Pekkanen T J
Acta Vet Scand. 1971;12(4):523-35. doi: 10.1186/BF03547721.
Seven healthy male cats weighing between 2.35 and 4.30 kg were daily fed a diet which contained Hg labelled methyl mercury hydroxide in liver homogenate. Eight additional cats were kept as controls on a similar diet without methyl mercury hydroxide. The daily amount of methyl mercury hydroxide fed to the cats, expressed as inorganic mercury, varied between 3.75 and 4.33 mg per cat. When the animals had developed neurological symptoms typical of methyl mercury poisoning, they were decapitated and their livers removed for the determination of the mercury content, the distribution of acid phosphatase during autolysis at 37°G, the pH and the total bacterial count before and after a 24 hr. period of autolysis. Similar determinations except for the mercury were made from the livers of the control animals. The total amount of methyl mercury hydroxide fed to the cats varied between 29.14 and 40.12 mg Hg++ per kg of body weight, and the mercury content in their livers between 102.5 and 128.7 mg Hg++ per kg of liver wet weight.

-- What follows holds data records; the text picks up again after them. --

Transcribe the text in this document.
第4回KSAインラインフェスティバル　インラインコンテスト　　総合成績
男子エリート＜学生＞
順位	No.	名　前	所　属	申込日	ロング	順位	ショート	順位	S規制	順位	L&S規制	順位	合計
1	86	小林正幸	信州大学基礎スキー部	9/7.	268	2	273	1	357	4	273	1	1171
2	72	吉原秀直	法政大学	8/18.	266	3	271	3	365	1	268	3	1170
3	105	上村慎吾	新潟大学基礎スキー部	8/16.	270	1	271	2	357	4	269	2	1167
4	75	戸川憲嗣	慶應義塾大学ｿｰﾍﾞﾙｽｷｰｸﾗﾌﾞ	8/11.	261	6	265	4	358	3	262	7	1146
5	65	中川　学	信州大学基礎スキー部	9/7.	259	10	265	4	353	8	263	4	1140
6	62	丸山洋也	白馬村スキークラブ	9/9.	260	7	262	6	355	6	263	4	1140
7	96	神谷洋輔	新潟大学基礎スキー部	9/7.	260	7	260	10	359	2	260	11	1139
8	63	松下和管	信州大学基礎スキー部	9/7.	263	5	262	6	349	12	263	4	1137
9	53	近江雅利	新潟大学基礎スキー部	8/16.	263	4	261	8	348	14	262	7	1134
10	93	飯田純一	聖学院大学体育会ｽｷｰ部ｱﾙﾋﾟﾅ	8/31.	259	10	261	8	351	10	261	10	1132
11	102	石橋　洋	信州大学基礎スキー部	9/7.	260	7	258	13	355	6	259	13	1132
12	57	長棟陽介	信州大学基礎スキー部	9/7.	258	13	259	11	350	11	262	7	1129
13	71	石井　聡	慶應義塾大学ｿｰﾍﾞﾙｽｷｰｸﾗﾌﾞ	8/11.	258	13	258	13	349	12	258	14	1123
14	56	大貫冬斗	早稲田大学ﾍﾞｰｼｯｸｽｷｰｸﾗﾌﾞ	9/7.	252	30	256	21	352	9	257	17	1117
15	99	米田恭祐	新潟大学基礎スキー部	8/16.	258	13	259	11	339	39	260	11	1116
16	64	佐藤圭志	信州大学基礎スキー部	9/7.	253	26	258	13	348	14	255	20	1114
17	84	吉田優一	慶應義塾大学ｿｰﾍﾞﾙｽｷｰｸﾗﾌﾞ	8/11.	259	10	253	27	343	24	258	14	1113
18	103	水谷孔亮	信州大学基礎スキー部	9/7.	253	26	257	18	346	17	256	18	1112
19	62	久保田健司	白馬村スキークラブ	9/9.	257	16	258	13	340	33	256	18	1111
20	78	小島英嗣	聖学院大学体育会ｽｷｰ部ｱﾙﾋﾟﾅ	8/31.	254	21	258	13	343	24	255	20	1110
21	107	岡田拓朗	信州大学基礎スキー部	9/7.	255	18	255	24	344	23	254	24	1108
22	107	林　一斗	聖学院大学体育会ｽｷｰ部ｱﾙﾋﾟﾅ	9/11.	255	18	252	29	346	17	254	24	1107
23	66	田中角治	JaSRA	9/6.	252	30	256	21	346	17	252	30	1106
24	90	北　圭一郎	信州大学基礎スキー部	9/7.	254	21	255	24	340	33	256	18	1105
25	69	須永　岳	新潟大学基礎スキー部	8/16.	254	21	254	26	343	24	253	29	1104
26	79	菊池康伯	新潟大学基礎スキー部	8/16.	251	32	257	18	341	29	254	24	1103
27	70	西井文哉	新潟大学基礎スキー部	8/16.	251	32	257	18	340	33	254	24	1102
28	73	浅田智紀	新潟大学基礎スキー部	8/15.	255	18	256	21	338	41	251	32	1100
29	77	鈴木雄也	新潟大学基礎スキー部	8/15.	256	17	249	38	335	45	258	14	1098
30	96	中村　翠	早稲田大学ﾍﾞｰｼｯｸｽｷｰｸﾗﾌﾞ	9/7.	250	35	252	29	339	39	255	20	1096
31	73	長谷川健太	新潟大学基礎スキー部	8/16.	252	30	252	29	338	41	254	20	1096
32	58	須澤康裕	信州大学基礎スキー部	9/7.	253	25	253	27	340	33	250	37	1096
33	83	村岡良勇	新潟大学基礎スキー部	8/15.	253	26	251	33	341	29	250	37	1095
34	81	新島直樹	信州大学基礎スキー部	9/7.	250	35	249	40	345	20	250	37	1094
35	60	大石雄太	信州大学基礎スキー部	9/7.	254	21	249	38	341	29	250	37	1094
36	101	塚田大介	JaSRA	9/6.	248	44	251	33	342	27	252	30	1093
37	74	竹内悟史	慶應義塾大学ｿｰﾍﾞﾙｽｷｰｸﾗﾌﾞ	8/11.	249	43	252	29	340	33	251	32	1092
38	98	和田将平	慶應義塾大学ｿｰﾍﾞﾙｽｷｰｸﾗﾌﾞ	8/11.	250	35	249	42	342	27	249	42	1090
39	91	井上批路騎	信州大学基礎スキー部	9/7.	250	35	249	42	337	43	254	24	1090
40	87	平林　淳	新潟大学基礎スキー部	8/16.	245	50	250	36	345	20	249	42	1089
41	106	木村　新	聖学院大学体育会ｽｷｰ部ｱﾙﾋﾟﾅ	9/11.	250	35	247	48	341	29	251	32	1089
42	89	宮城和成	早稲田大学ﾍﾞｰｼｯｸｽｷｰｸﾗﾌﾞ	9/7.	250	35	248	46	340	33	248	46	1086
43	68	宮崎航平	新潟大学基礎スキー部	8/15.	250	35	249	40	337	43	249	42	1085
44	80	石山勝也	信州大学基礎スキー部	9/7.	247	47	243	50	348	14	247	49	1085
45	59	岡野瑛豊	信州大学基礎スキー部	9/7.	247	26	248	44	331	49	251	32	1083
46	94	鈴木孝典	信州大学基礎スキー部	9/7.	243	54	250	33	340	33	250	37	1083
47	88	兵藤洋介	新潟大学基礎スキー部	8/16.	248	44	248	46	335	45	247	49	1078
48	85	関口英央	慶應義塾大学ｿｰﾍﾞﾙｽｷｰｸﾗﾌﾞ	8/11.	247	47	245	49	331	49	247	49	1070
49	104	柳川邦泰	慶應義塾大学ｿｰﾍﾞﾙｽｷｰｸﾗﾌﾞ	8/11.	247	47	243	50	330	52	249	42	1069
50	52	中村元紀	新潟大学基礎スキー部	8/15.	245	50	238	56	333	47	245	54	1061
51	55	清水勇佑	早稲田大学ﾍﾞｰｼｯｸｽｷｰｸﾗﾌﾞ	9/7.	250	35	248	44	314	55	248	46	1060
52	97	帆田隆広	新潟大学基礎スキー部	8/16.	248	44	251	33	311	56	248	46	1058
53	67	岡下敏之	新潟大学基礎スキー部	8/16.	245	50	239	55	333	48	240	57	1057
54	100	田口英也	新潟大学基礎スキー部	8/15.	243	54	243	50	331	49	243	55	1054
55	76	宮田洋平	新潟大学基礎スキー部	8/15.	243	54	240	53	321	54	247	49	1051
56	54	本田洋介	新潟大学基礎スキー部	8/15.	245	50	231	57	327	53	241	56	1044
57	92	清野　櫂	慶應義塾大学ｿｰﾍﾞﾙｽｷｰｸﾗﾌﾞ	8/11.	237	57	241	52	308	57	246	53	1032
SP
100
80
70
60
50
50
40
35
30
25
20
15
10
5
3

The share of un sedimentable activity of acid phosphatase out of the total immediately after decapitation was found to be significantly (P < 0.001) greater in the livers of the methyl mercury-fed cats than in the livers of the control animals. After 12 to 24 hrs. of autolysis at 37 °G the unsedimentable activity accounted for 100 % of the total acid phosphatase activity in the livers of 6 of the 7 methyl mercury-fed animals, while in the livers of the controls the corresponding percentages varied after 24 hrs. of incubation between 42 and 73, the mean being 57.4 ± 11.4 %. The mean pH of the livers of the methyl mercury fed animals was found to be significantly higher before (P< 0.001) and after (P < 0.001) a 24 hr. incubation at 37 °G than the corresponding mean pH values of the control animals. Because of the injection of antibiotics given to the cats before sacrifice the total bacterial count of the livers, which was checked before and after a 24 hr. incubation at 37°G, was found to be zero.